BYU's 49 points in the first half (vs. Tulane) tied the Edwards Stadium record set in the first half of the 1989 Utah game. The Cougars came up just five points short of the all-time Cougar record for most points in a half. In 1951, BYU scored 54 points against Western State. BYU scored more points in the first half of Saturday's game than it has over an entire game since scoring 49 points against Tulsa in 1997.
The Cougars did not have a fourth down until the 10:05 mark in the third quarter. Matt Payne missed a 50-yard field goal. The offense ended up with just four fourth-down situations for the entire game, resulting in one field goal attempt, two punts and a fourth down conversion.
With 734 yards of total offense, Saturday's game marked the first time BYU had more than 600 yards of total offense since 1994's game against Air Force. The Cougars came up short of their total offense record set in 1983 against New Mexico, where the Cougars piled up 777 yards of total offense. The Cougars also fell just short of the single-game rushing record with 437 yards. The record stands at 465 (vs.

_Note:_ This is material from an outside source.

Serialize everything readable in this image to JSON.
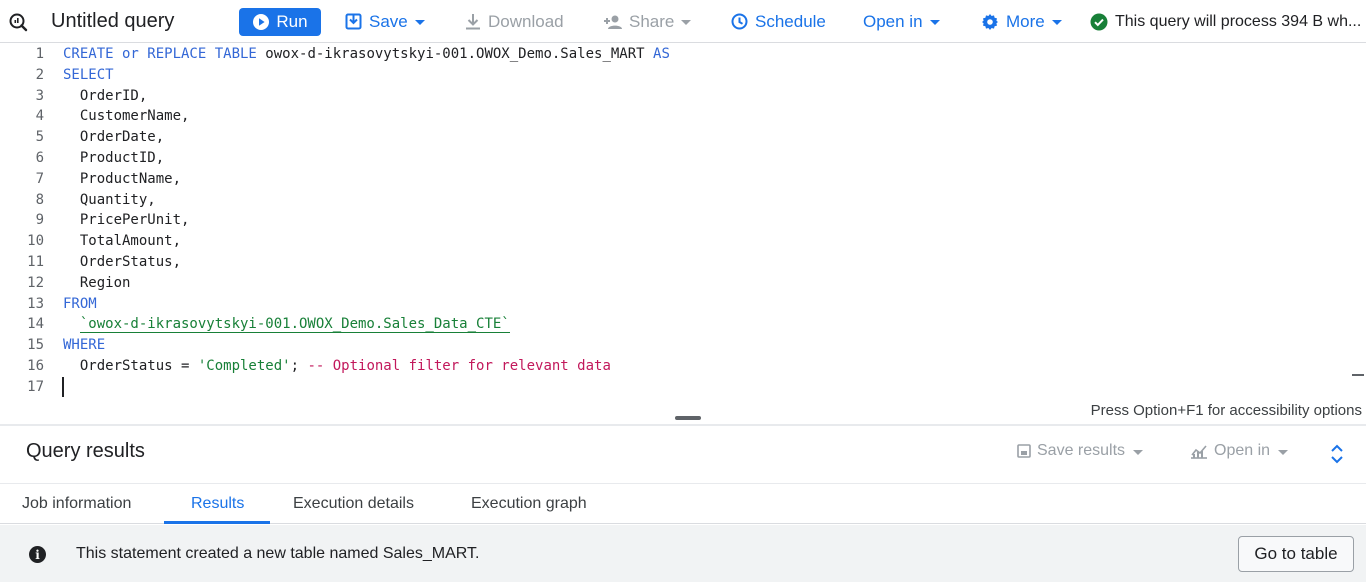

Montana) in 1958.
The Cougars had five players with over 100 all-purpose yards, including Brandon Doman, Luke Staley, Reno Mahe, Brian McDonald and Mike Rigell.
Luke Staley, Brian McDonald and Brandon Doman became the first rushing trio since 1986 to each produce 100 yards rushing in a single game. BYU players Heimuli, Parker and Hansen each ran for 100 yards in the 1986 contest vs. Utah.